The loss function will penalize the model if the predicted class **A** is not the same than the true class **y**, if the model wants this value to be as small as possible it will have to change the values of **W** and **b** to make better predictions, we can achieve this in the **backpropagation** step with the **gradient descent** algorithm, I have a tutorial where I talk about these two important algorithms

## Building the model

We will build a model from scratch, you can see all the code in this notebook

We need to import the libraries that we will use:

```
from sklearn.model_selection import train_test_split
import numpy as np
import pandas as pd
```

You can download the dataset here.

```
features = dataset.drop(["Outcome"], axis=1)
X = np.array(features)
y = np.array(dataset["Outcome"])
```

We created the **X** and **y** variables.

In the code below we normalize the dataset to a range -1, 1:

`X = (X - np.min(X)) / (np.max(X) - np.min(X))`

we need to create the following functions:

**sigmoid function**:

```
def sigmoid(z):
return 1 / (1 + np.exp(-z))
```

**Probability and cost functions:**

```
def forward_propagation(W, b, X, y):
data_number = X.shape[0]
Z = np.dot(W, X.T) + b
A = sigmoid(Z)
cost = (- 1 / data_number) * np.sum(y * np.log(A) + (1 - y) * (np.log(1 - A)))
return A, cost
```

We will use **A** to compute the backpropagation and gradient descent steps.
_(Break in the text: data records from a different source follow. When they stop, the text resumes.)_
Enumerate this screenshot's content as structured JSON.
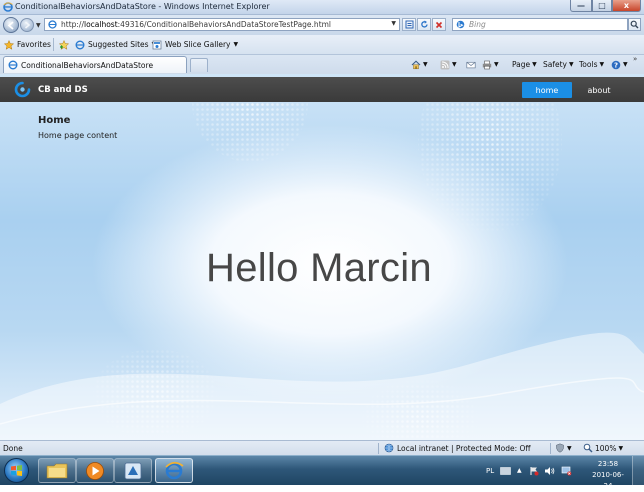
{
  "window": {
    "title": "ConditionalBehaviorsAndDataStore - Windows Internet Explorer",
    "min_glyph": "—",
    "max_glyph": "□",
    "close_glyph": "x"
  },
  "address_bar": {
    "url_prefix": "http://",
    "url_host": "localhost",
    "url_path": ":49316/ConditionalBehaviorsAndDataStoreTestPage.html",
    "search_placeholder": "Bing"
  },
  "favorites_bar": {
    "favorites_label": "Favorites",
    "suggested_sites_label": "Suggested Sites",
    "web_slice_gallery_label": "Web Slice Gallery"
  },
  "tabs": [
    {
      "label": "ConditionalBehaviorsAndDataStore"
    }
  ],
  "command_bar": {
    "page_label": "Page",
    "safety_label": "Safety",
    "tools_label": "Tools",
    "overflow_glyph": "»"
  },
  "page": {
    "brand": "CB and DS",
    "nav": [
      {
        "label": "home",
        "active": true
      },
      {
        "label": "about",
        "active": false
      }
    ],
    "title": "Home",
    "subtitle": "Home page content",
    "hero_text": "Hello Marcin",
    "accent_color": "#1b8fe6",
    "header_color": "#404040"
  },
  "status_bar": {
    "status_text": "Done",
    "zone_text": "Local intranet | Protected Mode: Off",
    "zoom": "100%"
  },
  "taskbar": {
    "language": "PL",
    "time": "23:58",
    "date": "2010-06-24",
    "apps": [
      {
        "name": "windows-explorer"
      },
      {
        "name": "media-player"
      },
      {
        "name": "expression-blend"
      },
      {
        "name": "internet-explorer",
        "active": true
      }
    ]
  }
}
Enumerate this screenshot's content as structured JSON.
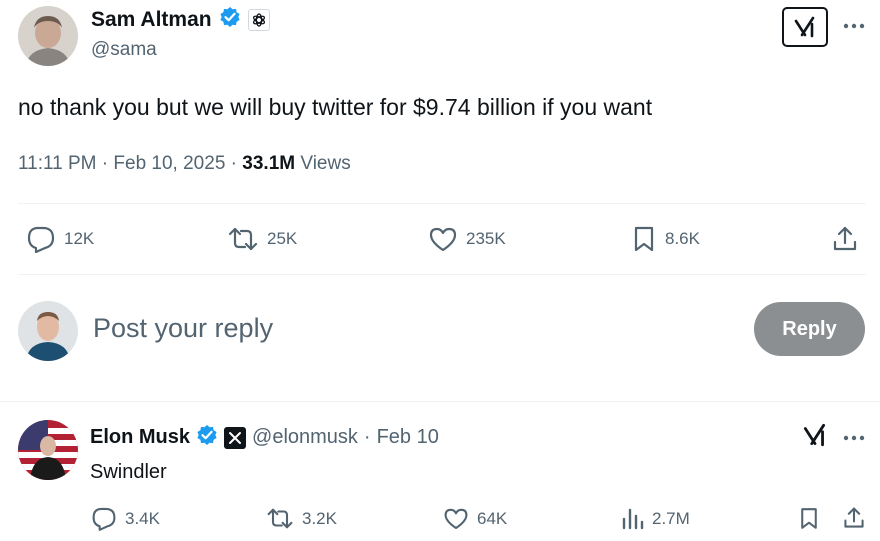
{
  "main_tweet": {
    "author": {
      "name": "Sam Altman",
      "handle": "@sama"
    },
    "text": "no thank you but we will buy twitter for $9.74 billion if you want",
    "time": "11:11 PM",
    "date": "Feb 10, 2025",
    "views_count": "33.1M",
    "views_label": "Views",
    "actions": {
      "replies": "12K",
      "reposts": "25K",
      "likes": "235K",
      "bookmarks": "8.6K"
    }
  },
  "reply_box": {
    "placeholder": "Post your reply",
    "button_label": "Reply"
  },
  "reply_tweet": {
    "author": {
      "name": "Elon Musk",
      "handle": "@elonmusk"
    },
    "date": "Feb 10",
    "text": "Swindler",
    "actions": {
      "replies": "3.4K",
      "reposts": "3.2K",
      "likes": "64K",
      "views": "2.7M"
    }
  },
  "icons": [
    "verified-badge-icon",
    "openai-affiliate-icon",
    "grok-icon",
    "more-icon",
    "reply-icon",
    "repost-icon",
    "like-icon",
    "bookmark-icon",
    "share-icon",
    "views-icon",
    "x-affiliate-icon"
  ],
  "colors": {
    "verified": "#1d9bf0",
    "text": "#0f1419",
    "muted": "#536471",
    "reply_button": "#8b8f92",
    "divider": "#eff3f4"
  }
}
The code for the **backpropagation** step:

```
def backward_propagation(X, A, y):
data_number = X.shape[0]
dW = (1 / data_number) * np.dot((A - y), X)
db = (1 / data_number) * np.sum(A - y)
return dW, db
```

Now we can create the training phase:

```
def optimize(W, b, X, y, num_iterations, learning_rate):
costs = []
for i in range(num_iterations):
A, cost = forward_propagation(W, b, X, y)
dW, db = backward_propagation(X, A, y)
W = W - learning_rate * dW
b = b - learning_rate * db
if i % 100 == 0:
costs.append(cost)
print ("cost and epoch %i: %f" % (i, cost))
params = {
"W": W,
"b": b
}
gradients = {
"dW": dW,
"db": db
}
return params, gradients, costs
```

`for i in range(num_iterations):`

We used a for loop to compute the gradient descent multiple times and obtain optimal values for **W** and **b**.

We update the **W** and **b** values:

```
W = W - learning_rate * dW
b = b - learning_rate * db
```

Once we have the model trained the **predict function** will use **W**, **b** and the sigmoid function to make a prediction:

```
def predict(W, b, X):
data_number = X.shape[0]
y_prediction = np.zeros((1, data_number))
Z = np.dot(W, X.T) + b
A = sigmoid(Z)
for i in range(A.shape[1]):
y_prediction[0, i] = 1 if A[0, i] > 0.5 else 0
return y_prediction
```

We use the threshold to assign a class:

`y_prediction[0, i] = 1 if A[0, i] > 0.5 else 0`

Now we can create a function to train and evaluate a new model:

```
def model(X_train, y_train, X_val, Y_val, num_iterations=2000, learning_rate=0.5):
dimensions = X.shape[1]
W = np.zeros(shape=(1, dimensions))
b = 0
params, gradients, costs = optimize(W, b, X_train, y_train, num_iterations, learning_rate)
W = params["W"]
b = params["b"]
y_prediction_validation = predict(W, b, X_val)
y_prediction_train = predict(W, b, X_train)
print("train accuracy: {} %".format(100 - np.mean(np.abs(y_prediction_train - y_train)) * 100))
print("test accuracy: {} %".format(100 - np.mean(np.abs(y_prediction_validation - y_val)) * 100))
```

We split the dataset into **training** and **validation** sets:

`X_train, X_val, y_train, y_val = train_test_split(X, y, random_state=0, test_size=0.20)`

Now we train and evaluate the model:

`model(X_train, y_train, X_val, y_val, num_iterations = 1000, learning_rate = 0.003)`

```
train accuracy: 64.00651465798046 %
test accuracy: 69.48051948051949 %
```

## Important things about logistic regression models

- Logistic regression models can work well when the classes are not well separated.
- Logistic regression models work well with high dimensional datasets.